A comparison of random forest and gradient decision trees does not come out significantly in favor of either method – the results are very similar to each other.
To see which predictors have the biggest impact on the classification, let us take a closer look at the models for
(i.e., those where we observe approximately one passage of a cell through the channel) with the 6th set of predictors and the 4th set of predictors. For these models in
Figure 10 and
Figure 11 we present the significance of the predictors calculated by the
permutation_importance method from the
sklearn library. In the case of the 6th set and classification into 4 classes, the "edge length delta abs deviation" predictor appears to be the most significant in both models, that is, the predictor indicating the standard deviation of the absolute changes in the lengths of the edges of the triangulation against the relaxed state of the cell. When classifying into 2 classes, "edge angle delta abs mean" and "edge length delta skewness" are significant for both models, that is, the average absolute change in the angles at the edges of the triangulation compared to the relaxed state and the coefficient of skewness of the changes in the lengths of the edges of the triangulation compared to the relaxed state. For the simpler 4th set of predictors, the most significant predictor for all models is the mean of the cell axis length.
5.5. Discussion
Our experiments with decision trees reveal insights into the efficiency of various predictor sets and the impact of recorded sequence length on the classification accuracy. Our results suggest that increasing the length of the sequence (S) generally improves classification accuracy up to a certain point, after which the improvements starts to be negligible. This indicates that while longer observation periods can be beneficial, excessively long monitoring may not yield proportional gains in accuracy. Specifically, monitoring cells for approximately one complete passage through the channel appears sufficient for optimal performance.
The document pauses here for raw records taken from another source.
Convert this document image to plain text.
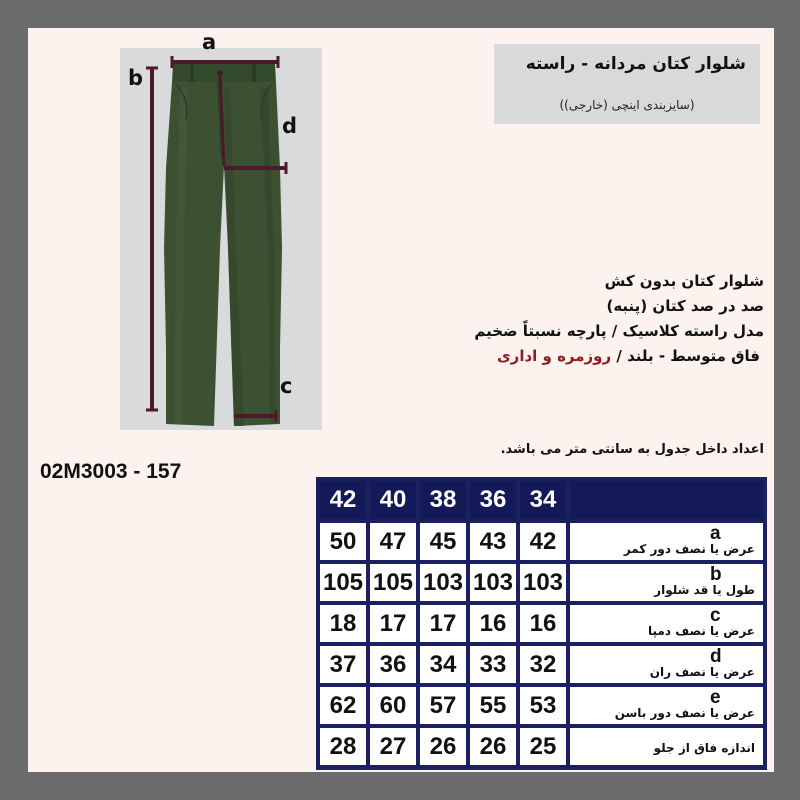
a
b
d
c
شلوار کتان مردانه - راسته
(سایزبندی اینچی (خارجی))
شلوار کتان بدون کش
صد در صد کتان (پنبه)
مدل راسته کلاسیک / پارچه نسبتاً ضخیم
فاق متوسط - بلند / روزمره و اداری
اعداد داخل جدول به سانتی متر می باشد.
02M3003 - 157
42 40 38 36 34
50 47 45 43 42	a
عرض یا نصف دور کمر
105 105 103 103 103	b
طول یا قد شلوار
18 17 17 16 16	c
عرض یا نصف دمپا
37 36 34 33 32	d
عرض یا نصف ران
62 60 57 55 53	e
عرض یا نصف دور باسن
28 27 26 26 25	اندازه فاق از جلو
The comparison between deep neural networks and decision tree-based models reveals that the latter can achieve comparable or better accuracy with simpler predictor sets. This is particularly evident in the classification into four classes, where decision trees outperformed neural networks using the 2nd predictor set. This confirms that decision trees are a proper tool to effectively handle tabular data, providing a more interpretable and efficient alternative to neural networks.
Future research can focus on several directions to further improve the classification of RBC elasticity. One potential way is the integration of various data sources, such as combining video recordings with additional sensors capturing mechanical properties or biochemical markers of RBCs. This could provide a richer dataset and better classification accuracy. Performing experimental validation using actual RBC samples will be essential to confirm the theoretical findings and translate them into practical diagnostic tools.